EXAMPLE 7: MEASUREMENT OF IN-VITRO IMMUNE ACTIVITY AGAINST EXTERNAL STIMULANT IN NORMAL AND DIABETIC MODEL RATS

[0129] To measure a degree of activation of immune cells when an external stimulant enters the body, lipopolysaccharide (LPS) was injected into the whole blood of a normal rat and the whole blood of a diabetic rat, respectively, and as a control group, a physiological saline solution was injected into each case, respectively. The increase rate of endocytosis was compared, as follows.

[0130] The physiological saline solution or 3 ?g/mL of LPS was injected into the whole blood collected from the rats, followed by mixing at 37? C. for 1 hr. The samples completely mixed were mixed with 0.2 mg/mL of MBL-immobilized magnetic nanoparticles and calcium chloride (5 mM), and allowed to react at 37? C. for 20 minutes. Then, the number of cells drawn toward a magnet was compared. When the white blood cells were counted, 1% DAPI (Sigma, USA) and Tween 20 (Sigma, USA) in an ACK lysis buffer (Thermo Fisher Scientific, USA) or the physiological saline solution were prepared, and only the white blood cells were fluorescence-stained for 20 minutes.

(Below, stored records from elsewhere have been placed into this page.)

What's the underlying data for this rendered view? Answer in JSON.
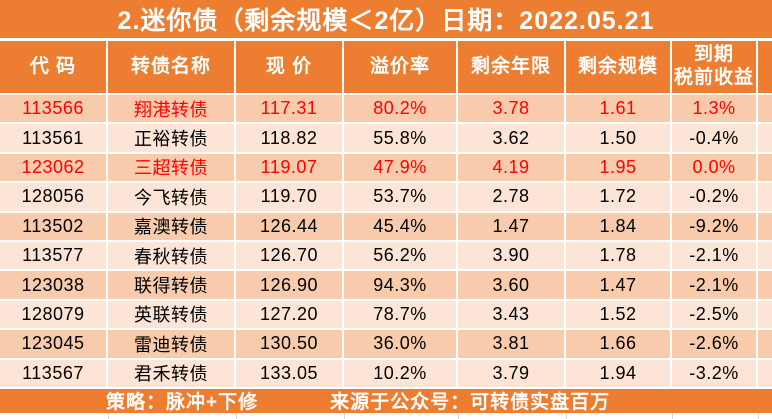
{
  "title": "2.迷你债（剩余规模＜2亿）日期：2022.05.21",
  "colors": {
    "accent": "#ED7D31",
    "row_dark": "#F8CBAD",
    "row_light": "#FCE4D6",
    "highlight_text": "#FF0000",
    "text": "#000000",
    "header_text": "#FFFFFF"
  },
  "chart_data": {
    "type": "table",
    "title": "2.迷你债（剩余规模＜2亿）日期：2022.05.21",
    "date": "2022.05.21",
    "columns": [
      "代 码",
      "转债名称",
      "现 价",
      "溢价率",
      "剩余年限",
      "剩余规模",
      "到期\n税前收益"
    ],
    "rows": [
      {
        "code": "113566",
        "name": "翔港转债",
        "price": "117.31",
        "premium": "80.2%",
        "years": "3.78",
        "size": "1.61",
        "yield": "1.3%",
        "highlight": true
      },
      {
        "code": "113561",
        "name": "正裕转债",
        "price": "118.82",
        "premium": "55.8%",
        "years": "3.62",
        "size": "1.50",
        "yield": "-0.4%",
        "highlight": false
      },
      {
        "code": "123062",
        "name": "三超转债",
        "price": "119.07",
        "premium": "47.9%",
        "years": "4.19",
        "size": "1.95",
        "yield": "0.0%",
        "highlight": true
      },
      {
        "code": "128056",
        "name": "今飞转债",
        "price": "119.70",
        "premium": "53.7%",
        "years": "2.78",
        "size": "1.72",
        "yield": "-0.2%",
        "highlight": false
      },
      {
        "code": "113502",
        "name": "嘉澳转债",
        "price": "126.44",
        "premium": "45.4%",
        "years": "1.47",
        "size": "1.84",
        "yield": "-9.2%",
        "highlight": false
      },
      {
        "code": "113577",
        "name": "春秋转债",
        "price": "126.70",
        "premium": "56.2%",
        "years": "3.90",
        "size": "1.78",
        "yield": "-2.1%",
        "highlight": false
      },
      {
        "code": "123038",
        "name": "联得转债",
        "price": "126.90",
        "premium": "94.3%",
        "years": "3.60",
        "size": "1.47",
        "yield": "-2.1%",
        "highlight": false
      },
      {
        "code": "128079",
        "name": "英联转债",
        "price": "127.20",
        "premium": "78.7%",
        "years": "3.43",
        "size": "1.52",
        "yield": "-2.5%",
        "highlight": false
      },
      {
        "code": "123045",
        "name": "雷迪转债",
        "price": "130.50",
        "premium": "36.0%",
        "years": "3.81",
        "size": "1.66",
        "yield": "-2.6%",
        "highlight": false
      },
      {
        "code": "113567",
        "name": "君禾转债",
        "price": "133.05",
        "premium": "10.2%",
        "years": "3.79",
        "size": "1.94",
        "yield": "-3.2%",
        "highlight": false
      }
    ]
  },
  "footer": {
    "strategy": "策略：脉冲+下修",
    "source": "来源于公众号：可转债实盘百万"
  }
}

[0131] As a result, with regard to the whole blood of the healthy rat, endocytosis was increased twice or more in the LPS-injected experimental group, as compared with the non-LPS-injected control group. There was no significant difference in endocytosis between the LPS-injected experimental group and the non-LPS-injected control group in the diabetic rat model suspected of having reduced immune function (FIG. 14).

[0132] Therefore, the present disclosure may quantitatively determine immune functions of immune cells by measuring the degree of activation of immune cells of an individual against external stimulation, thereby being used in diagnosing immune function-related diseases.

[0133] FIG. 14 is a graph showing a comparison of endocytosis between the diabetic rat model and the normal rat, through the apparatus for isolating activated immune cells according to an embodiment.